Rentrés dans le foyer de toutes les révolutions populaires, dans ce labyrinthe de rues et de carrefours qu’habite et que connaît à peu près exclusivement la population ouvrière, les insurgés retrouvent le sentiment de leur force. On commence construire des barricades solides, on attaque les postes isolés. Les uns se replient à temps sur les casernes, les autres se laissent surprendre et donnent leurs armes. Aux Batignolles, les ouvriers attaquent le poste de Monceaux, défendu par une escouade de gendarmerie départementale et par un piquet de gardes nationaux. La lutte s’engage en dépit des efforts du maire et des adjoints. Le peuple tire sur des soldats à l’abri derrière des murailles. Il reçoit à découvert un feu de peloton. Quatre insurgés tombent morts ou blessés ; ce fut là le premier sang versé de la journée.
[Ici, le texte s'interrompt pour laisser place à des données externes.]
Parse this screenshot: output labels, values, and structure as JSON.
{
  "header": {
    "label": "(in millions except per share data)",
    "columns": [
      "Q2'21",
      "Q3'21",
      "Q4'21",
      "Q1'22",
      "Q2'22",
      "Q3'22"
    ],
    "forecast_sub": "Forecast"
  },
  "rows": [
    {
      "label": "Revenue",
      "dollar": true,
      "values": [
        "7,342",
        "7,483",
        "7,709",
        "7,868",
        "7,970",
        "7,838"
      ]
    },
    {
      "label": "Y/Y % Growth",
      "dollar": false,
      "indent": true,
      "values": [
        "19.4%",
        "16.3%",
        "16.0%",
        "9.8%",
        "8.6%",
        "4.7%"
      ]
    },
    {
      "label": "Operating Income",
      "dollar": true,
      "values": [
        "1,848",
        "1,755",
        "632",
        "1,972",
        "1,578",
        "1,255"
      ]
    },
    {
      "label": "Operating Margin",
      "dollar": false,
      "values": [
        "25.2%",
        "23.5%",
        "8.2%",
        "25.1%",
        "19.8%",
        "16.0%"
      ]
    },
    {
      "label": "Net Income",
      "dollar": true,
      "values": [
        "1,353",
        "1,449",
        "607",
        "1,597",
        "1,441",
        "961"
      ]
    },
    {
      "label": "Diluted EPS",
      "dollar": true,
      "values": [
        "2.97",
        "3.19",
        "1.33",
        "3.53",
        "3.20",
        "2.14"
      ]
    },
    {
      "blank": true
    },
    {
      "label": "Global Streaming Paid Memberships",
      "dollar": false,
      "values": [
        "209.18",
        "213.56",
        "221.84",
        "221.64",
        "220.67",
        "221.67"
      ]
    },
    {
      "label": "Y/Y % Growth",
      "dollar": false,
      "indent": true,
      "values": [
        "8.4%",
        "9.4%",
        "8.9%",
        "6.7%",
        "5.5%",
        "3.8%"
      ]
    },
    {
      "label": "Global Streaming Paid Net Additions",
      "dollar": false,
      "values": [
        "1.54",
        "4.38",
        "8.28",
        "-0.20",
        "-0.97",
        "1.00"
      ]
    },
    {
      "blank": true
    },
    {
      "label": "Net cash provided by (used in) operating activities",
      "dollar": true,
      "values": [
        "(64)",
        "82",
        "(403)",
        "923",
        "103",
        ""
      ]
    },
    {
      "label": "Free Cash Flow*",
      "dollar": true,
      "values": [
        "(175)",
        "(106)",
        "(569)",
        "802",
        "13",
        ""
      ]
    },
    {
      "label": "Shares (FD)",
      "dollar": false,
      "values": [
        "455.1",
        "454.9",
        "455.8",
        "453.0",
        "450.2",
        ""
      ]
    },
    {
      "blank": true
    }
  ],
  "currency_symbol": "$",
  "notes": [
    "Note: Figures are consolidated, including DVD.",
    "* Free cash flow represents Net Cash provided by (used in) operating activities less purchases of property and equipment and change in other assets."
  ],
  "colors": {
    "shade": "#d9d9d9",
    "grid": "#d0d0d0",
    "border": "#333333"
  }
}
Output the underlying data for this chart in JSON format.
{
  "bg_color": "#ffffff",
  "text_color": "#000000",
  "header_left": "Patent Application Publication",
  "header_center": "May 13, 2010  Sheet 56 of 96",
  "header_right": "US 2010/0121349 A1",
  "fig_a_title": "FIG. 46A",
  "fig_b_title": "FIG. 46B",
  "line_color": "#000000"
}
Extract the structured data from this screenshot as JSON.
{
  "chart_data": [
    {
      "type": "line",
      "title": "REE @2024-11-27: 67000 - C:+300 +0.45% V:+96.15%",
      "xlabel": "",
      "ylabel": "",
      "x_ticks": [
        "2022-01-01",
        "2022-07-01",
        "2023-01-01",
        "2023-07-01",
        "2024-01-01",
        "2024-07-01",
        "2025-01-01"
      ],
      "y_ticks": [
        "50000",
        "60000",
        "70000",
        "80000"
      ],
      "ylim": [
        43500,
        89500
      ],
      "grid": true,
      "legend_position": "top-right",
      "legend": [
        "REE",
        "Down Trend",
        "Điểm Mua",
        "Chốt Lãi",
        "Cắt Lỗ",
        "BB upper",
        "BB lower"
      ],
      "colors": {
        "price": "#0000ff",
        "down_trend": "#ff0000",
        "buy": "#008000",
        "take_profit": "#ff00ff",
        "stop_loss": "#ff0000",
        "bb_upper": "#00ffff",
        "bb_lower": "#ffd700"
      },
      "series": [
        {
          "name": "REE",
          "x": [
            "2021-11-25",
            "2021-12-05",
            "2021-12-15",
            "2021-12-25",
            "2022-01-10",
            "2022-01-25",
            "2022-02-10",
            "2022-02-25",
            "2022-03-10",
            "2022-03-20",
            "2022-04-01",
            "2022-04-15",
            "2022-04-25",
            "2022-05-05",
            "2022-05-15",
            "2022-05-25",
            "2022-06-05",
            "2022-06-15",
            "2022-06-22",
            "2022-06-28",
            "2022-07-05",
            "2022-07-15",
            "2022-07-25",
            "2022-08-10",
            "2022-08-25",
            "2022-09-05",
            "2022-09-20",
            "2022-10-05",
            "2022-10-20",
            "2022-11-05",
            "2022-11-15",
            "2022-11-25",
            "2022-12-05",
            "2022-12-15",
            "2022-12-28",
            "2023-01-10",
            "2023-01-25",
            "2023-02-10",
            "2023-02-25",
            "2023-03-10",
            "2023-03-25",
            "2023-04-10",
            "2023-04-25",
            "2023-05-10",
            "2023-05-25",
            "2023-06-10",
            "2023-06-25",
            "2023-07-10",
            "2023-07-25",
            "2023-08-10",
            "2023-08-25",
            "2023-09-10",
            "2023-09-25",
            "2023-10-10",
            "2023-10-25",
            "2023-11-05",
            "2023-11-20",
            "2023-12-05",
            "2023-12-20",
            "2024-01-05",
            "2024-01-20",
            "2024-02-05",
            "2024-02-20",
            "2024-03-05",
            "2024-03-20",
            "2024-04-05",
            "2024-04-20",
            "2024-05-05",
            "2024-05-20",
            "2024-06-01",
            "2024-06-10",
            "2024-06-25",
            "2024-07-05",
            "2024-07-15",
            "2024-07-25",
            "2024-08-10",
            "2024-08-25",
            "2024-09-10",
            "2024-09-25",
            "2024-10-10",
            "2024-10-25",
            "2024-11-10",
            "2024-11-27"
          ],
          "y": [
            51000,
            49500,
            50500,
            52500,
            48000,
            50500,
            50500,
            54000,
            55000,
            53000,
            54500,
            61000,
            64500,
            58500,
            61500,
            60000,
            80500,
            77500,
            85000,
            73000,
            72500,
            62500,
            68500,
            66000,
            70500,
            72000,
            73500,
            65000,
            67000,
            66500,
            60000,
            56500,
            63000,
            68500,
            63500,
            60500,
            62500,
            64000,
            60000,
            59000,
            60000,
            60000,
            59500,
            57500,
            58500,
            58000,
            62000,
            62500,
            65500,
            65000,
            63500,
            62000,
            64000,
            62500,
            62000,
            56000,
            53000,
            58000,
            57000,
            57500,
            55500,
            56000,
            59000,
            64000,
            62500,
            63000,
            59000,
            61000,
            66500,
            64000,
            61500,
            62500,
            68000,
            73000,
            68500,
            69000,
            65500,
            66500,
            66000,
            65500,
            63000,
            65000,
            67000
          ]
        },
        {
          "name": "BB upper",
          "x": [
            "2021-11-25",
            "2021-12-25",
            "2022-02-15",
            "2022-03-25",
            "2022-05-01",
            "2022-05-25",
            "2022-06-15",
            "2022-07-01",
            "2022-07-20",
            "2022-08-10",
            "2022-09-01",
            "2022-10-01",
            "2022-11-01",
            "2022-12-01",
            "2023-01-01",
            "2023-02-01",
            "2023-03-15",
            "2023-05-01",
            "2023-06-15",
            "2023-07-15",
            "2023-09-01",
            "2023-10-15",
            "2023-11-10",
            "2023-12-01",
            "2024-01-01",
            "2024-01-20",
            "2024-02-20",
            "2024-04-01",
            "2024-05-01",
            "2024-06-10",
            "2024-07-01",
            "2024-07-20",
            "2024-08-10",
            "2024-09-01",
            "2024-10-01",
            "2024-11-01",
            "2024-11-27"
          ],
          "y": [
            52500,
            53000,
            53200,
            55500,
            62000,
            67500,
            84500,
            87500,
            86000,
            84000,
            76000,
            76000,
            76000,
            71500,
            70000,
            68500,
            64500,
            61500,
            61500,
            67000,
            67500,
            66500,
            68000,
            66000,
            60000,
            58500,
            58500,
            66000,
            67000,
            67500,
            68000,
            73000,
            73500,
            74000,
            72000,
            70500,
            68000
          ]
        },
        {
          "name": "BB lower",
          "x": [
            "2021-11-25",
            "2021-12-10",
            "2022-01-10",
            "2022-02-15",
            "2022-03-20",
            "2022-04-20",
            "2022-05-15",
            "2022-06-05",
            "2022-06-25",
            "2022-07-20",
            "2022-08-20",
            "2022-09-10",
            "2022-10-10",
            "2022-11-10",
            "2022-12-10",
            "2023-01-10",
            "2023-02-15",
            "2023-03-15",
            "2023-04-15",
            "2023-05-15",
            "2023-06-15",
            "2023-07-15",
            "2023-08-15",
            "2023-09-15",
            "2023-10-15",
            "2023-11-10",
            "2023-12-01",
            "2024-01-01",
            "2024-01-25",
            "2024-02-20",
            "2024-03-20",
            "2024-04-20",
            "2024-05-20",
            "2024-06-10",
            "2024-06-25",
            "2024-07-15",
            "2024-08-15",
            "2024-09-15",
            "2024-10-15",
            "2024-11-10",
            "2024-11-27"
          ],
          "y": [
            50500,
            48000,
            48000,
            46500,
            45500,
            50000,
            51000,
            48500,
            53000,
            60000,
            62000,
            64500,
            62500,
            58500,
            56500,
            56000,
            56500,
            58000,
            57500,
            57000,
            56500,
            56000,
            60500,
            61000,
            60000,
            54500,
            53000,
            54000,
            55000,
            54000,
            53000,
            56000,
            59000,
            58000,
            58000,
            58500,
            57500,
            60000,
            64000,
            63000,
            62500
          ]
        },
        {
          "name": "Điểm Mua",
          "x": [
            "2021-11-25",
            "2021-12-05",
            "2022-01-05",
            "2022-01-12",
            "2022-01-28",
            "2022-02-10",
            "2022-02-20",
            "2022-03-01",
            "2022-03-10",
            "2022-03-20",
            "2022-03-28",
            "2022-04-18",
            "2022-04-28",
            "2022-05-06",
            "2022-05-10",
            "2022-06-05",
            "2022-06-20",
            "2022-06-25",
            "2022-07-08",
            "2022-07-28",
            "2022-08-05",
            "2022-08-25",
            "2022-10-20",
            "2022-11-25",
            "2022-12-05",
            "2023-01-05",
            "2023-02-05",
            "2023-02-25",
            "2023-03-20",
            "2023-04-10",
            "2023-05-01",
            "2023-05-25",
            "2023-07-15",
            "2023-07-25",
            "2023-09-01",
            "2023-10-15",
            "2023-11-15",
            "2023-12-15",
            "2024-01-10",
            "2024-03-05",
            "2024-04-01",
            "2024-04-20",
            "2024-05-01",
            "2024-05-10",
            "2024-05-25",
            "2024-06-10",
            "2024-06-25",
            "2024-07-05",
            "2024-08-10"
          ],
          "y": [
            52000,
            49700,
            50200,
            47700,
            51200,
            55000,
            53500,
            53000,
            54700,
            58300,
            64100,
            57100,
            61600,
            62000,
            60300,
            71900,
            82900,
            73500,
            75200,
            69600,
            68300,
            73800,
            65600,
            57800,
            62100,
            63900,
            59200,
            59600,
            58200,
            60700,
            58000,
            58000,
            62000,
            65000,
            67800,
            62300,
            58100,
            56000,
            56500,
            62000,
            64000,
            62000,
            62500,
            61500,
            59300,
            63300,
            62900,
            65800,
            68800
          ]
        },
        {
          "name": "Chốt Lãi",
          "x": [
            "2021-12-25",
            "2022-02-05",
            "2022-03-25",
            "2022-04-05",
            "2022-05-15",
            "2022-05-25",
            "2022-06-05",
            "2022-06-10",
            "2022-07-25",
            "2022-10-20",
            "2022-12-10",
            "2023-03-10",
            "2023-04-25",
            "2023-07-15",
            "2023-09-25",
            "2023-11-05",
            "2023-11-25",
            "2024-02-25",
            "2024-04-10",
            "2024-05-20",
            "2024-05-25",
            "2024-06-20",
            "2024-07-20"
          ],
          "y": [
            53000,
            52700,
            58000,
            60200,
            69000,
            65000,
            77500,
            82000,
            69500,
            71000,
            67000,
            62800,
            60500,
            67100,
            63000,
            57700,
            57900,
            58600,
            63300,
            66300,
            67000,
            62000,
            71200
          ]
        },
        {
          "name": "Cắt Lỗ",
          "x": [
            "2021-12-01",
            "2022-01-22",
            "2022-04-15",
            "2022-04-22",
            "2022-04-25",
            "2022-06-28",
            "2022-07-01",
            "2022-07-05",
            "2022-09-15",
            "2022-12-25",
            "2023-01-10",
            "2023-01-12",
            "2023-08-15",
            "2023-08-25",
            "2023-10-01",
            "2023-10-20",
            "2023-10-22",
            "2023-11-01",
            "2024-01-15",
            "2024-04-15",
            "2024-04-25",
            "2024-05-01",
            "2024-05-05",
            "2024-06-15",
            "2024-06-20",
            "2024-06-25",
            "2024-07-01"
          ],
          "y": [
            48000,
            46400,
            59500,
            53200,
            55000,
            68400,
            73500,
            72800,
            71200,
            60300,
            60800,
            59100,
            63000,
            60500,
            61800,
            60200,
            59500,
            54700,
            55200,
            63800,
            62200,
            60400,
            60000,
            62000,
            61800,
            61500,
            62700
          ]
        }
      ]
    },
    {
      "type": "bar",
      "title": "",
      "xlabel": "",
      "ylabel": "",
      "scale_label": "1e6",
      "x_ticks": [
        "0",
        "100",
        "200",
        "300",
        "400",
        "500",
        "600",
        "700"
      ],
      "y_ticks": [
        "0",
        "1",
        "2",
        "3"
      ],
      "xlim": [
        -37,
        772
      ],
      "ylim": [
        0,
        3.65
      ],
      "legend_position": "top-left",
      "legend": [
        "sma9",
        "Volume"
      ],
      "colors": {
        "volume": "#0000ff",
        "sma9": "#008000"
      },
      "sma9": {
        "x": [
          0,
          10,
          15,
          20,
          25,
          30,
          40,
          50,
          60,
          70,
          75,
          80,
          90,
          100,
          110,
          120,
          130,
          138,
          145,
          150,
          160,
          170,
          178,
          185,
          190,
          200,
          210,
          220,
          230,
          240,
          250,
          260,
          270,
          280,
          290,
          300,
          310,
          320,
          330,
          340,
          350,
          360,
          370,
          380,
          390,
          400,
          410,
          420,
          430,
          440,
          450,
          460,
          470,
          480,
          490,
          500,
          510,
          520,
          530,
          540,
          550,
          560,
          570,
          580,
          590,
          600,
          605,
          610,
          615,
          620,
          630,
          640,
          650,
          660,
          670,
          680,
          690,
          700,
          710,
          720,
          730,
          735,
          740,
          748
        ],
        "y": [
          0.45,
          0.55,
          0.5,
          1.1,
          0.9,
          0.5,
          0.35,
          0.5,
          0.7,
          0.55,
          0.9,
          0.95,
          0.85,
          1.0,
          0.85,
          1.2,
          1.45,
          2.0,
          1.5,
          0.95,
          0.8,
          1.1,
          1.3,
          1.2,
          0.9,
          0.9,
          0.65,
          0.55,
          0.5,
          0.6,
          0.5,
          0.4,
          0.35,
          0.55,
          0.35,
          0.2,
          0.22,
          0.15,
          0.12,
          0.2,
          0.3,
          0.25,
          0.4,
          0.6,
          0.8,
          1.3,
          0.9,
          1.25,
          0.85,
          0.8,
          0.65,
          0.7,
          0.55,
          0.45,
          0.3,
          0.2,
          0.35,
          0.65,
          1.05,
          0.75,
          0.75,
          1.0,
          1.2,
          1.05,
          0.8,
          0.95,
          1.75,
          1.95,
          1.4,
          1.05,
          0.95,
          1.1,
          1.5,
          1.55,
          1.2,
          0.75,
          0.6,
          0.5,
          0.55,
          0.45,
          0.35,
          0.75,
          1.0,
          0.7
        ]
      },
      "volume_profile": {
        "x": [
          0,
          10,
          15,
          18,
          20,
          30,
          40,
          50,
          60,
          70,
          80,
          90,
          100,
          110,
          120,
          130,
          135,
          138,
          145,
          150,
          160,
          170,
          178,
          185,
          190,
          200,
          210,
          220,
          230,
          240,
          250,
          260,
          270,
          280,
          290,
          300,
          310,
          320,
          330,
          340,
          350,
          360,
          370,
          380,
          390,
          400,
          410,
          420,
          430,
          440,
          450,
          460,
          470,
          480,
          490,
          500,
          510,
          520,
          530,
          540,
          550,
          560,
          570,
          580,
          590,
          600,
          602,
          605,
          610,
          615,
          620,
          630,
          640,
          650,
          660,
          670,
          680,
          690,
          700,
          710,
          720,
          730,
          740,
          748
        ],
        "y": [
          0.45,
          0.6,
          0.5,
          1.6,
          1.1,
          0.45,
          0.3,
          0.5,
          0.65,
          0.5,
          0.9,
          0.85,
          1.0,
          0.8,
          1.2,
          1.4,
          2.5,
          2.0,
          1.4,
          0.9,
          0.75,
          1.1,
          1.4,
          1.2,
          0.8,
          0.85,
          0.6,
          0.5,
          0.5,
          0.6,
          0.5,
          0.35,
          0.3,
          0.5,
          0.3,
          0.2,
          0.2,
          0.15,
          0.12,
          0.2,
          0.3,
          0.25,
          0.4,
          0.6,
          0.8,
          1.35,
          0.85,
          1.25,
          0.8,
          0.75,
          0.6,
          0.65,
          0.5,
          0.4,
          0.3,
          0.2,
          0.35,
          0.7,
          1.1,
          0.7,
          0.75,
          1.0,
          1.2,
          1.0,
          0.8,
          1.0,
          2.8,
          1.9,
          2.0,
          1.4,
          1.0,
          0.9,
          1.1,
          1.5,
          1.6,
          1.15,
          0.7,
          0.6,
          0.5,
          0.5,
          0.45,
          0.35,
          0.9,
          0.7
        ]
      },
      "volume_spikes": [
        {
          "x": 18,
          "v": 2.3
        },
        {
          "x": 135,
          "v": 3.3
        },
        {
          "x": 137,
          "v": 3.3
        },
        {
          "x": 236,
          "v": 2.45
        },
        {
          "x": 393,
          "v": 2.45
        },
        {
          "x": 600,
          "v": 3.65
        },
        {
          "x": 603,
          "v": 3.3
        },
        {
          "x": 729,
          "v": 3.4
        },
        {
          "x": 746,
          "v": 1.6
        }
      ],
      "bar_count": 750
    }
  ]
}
Cependant on s’étonnait de plus en plus de ne pas voir se rassembler la garde nationale[1]. Les hommes de tous les partis se demandaient comment le gouvernement négligeait un tel auxiliaire, quand un si fâcheux conflit menaçait de tourner en insurrection. Vers cinq heures, trois députés, MM. Vavin, Taillandier, Carnot, se rendirent chez le préfet de la Seine pour lui exprimer le mécontentement de la population. Mais M. de Rambuteau n’avait aucun pouvoir ; il se souvenait trop des sarcasmes de Louis-Philippe pour tenter de l’avertir une seconde fois. Les députés ne reçurent de lui qu’une réponse évasive.

À la même heure, le maire du deuxième arrondissement,

  1. L’ordre de battre le rappel dans toutes les légions, donné la veille, à neuf heures du soir, avait été révoqué dans la nuit, parce qu’on avait appris que les gardes nationaux étaient résolus à demander la réforme.